Wednesday, March 11, 2009

Notes on Gender Issues in Art

*This for my MWF 1:30-2:30 and 5:30-6:30, and TTH 1:30-3:00 and 3:00-4:30 classes.

Is gender relevant to art, to the work an artist makes, or to meaning? What about sexual orientation? It seems some people think it matters—though why, and for what good reasons, remains to be seen.

Music-Pink and Blue II by Georgia O'Keeffe
Georgia O’Keeffe is a recognized American female artist. However, artworks done by female artists are not treated on par with men’s: they are always downplayed by being labeled ‘female’. In fact, Alfred Steiglitz, who later became O’Keeffe’s husband, exclaimed when he first saw her paintings, ‘At last! Finally a woman on canvass!’

Many viewers share Steiglitz’s reaction that they express qualities of the female experience.

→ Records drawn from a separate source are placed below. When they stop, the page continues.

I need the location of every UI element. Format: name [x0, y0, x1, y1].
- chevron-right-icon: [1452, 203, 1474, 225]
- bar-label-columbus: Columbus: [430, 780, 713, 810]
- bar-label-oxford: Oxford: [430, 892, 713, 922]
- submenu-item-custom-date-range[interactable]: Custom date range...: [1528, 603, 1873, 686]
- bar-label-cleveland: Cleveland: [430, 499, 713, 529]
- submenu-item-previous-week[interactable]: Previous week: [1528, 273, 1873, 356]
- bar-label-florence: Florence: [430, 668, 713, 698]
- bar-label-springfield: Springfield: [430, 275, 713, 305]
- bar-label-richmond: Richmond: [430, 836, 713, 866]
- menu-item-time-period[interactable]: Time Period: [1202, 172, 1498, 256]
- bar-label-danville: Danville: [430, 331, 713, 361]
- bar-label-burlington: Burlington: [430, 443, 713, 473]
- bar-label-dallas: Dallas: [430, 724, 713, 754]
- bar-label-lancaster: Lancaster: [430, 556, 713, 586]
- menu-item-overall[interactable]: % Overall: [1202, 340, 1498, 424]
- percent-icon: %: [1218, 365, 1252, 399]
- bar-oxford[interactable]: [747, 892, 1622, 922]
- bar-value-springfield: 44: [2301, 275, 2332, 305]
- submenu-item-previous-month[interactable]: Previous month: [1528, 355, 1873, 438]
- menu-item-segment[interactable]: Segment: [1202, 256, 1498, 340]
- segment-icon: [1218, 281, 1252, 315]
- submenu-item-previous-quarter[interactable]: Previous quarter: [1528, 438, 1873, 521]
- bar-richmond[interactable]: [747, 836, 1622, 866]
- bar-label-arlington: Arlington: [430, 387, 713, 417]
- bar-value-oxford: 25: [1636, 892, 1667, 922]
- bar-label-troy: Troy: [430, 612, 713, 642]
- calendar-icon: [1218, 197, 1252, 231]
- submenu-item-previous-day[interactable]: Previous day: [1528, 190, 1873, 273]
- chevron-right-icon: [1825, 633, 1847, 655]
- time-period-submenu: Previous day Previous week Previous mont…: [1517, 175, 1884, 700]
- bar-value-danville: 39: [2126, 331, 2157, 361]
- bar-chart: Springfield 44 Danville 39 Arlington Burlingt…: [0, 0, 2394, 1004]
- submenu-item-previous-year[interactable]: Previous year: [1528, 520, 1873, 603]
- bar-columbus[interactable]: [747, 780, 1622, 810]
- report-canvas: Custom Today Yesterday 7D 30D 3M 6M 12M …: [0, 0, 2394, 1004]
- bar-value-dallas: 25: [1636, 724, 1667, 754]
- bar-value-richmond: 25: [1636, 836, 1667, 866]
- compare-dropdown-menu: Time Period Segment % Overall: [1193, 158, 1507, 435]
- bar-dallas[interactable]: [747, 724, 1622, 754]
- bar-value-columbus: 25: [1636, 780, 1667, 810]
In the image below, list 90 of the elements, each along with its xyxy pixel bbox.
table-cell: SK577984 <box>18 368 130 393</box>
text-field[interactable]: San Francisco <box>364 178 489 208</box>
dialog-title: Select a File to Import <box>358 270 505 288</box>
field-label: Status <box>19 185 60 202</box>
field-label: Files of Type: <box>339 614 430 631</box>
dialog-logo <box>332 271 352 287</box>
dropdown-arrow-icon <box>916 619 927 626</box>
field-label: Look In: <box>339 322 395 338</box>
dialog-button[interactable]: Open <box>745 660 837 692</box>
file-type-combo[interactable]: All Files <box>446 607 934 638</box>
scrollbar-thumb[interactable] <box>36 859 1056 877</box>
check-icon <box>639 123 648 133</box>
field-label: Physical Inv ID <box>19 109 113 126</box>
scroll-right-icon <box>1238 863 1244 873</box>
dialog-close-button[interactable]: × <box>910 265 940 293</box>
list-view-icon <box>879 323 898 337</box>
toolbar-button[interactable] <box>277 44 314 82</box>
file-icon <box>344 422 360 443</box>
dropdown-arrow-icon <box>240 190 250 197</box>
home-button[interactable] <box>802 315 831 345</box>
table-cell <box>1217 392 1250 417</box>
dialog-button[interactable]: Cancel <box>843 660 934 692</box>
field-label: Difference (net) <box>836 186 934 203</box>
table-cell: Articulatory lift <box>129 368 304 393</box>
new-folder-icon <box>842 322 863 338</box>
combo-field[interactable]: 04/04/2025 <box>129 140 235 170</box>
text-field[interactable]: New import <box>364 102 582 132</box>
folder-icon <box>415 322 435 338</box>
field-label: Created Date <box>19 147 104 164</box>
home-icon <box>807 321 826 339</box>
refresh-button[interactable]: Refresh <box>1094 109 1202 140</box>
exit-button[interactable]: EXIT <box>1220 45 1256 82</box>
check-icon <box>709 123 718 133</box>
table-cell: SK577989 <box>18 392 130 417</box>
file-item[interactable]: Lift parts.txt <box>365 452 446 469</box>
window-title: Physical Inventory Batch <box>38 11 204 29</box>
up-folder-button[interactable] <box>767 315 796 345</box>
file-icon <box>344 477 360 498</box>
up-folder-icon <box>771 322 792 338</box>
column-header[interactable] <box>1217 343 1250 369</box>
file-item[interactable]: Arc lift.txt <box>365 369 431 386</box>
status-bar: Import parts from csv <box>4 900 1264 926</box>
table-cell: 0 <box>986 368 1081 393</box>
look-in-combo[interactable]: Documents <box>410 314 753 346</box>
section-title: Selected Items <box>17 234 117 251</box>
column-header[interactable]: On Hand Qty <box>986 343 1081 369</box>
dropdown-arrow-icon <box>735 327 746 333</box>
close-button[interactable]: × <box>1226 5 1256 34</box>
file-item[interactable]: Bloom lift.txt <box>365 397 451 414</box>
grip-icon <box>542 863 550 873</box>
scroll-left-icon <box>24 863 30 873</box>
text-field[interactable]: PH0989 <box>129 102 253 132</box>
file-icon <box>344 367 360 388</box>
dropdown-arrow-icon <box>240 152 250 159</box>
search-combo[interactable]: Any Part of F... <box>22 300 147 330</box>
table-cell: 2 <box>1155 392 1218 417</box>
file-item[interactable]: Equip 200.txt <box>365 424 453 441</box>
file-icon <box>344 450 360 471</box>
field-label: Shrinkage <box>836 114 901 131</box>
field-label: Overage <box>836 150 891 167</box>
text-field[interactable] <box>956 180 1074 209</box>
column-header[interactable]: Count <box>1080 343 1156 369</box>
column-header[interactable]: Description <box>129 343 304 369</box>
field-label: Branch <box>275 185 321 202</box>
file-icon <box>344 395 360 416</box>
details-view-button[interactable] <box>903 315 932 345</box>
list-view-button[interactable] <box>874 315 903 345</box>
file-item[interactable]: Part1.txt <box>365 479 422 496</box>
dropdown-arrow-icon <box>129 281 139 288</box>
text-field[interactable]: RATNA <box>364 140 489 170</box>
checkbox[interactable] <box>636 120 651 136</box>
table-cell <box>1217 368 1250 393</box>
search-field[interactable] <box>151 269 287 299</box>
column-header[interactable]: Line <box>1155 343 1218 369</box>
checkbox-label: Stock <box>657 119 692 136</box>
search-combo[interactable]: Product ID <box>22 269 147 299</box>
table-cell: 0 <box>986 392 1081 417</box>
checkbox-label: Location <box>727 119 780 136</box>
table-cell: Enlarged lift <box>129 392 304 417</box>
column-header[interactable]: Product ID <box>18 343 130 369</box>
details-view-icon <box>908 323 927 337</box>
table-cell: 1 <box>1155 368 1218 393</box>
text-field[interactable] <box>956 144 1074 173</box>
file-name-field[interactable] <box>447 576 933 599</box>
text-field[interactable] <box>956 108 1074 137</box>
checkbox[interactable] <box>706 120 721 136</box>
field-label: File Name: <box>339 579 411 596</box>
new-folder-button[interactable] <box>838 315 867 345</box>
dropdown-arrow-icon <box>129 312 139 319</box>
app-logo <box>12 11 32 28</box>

Flowers are sexual organs, and O’Keeffe’s large flower paintings often depict immense and engorged stamens and pistils, delighting in the petals’ deep folds and plush textures. They do evoke female genitalia in erotic ways.

In 1985 a group of women artist in New York organized to protest against sexism in the art world. The ‘Guerilla Girls’ hid their identity under furry gorilla masks. The ‘Girls’ recently published their own art history, The Guerilla Girls’ Bedside Companion to the History of Western Art (1998). It argues that more women should be included in standard art histories and museums.
In Gender and the Musical Canon, Marcia J. Citron advocated a social history approach that would challenge the canon in music by focusing more on how high art and popular music were differentiated, on women’s roles as singers and teachers, on how the audience were constructed and expected to behave, and so on.
To explain female absences from art, remember that social and economic facts of women’s lives in the past. Nochlin identifies the ‘myth of the great artist’ wherein greatness will be manifested no matter what the surrounding circumstance. However, artists need training and materials. Art required both patronage and academic training. Through much of the past, strict social expectations about women’s roles in family life discouraged them from seeing art as more than a hobby.
 
Some feminist art historians explain that some kinds of art, for example, flower paintings, were dubbed ‘feminine’ for complex reasons. Women could not study nudes in the academies from Renaissance through the nineteenth century to learn life drawing and this blocked their participation in the all-important genre of historical painting. Northern European paintings that were previously admired began to seem ‘delicate’, ‘feminine’, and ‘weak’ by contrast to large bold canvases on classical themes. So what makes a flower painting ‘feminine’? Feminists trace the origins of prejudice to art historians who see both flowers and females as natural delicate, and beautiful. Their attitude ignores the content and skill of flower painters.


Freeland, Cynthia. Art Theory: A Very Short Introduction.Oxford U Press: New York, 2001.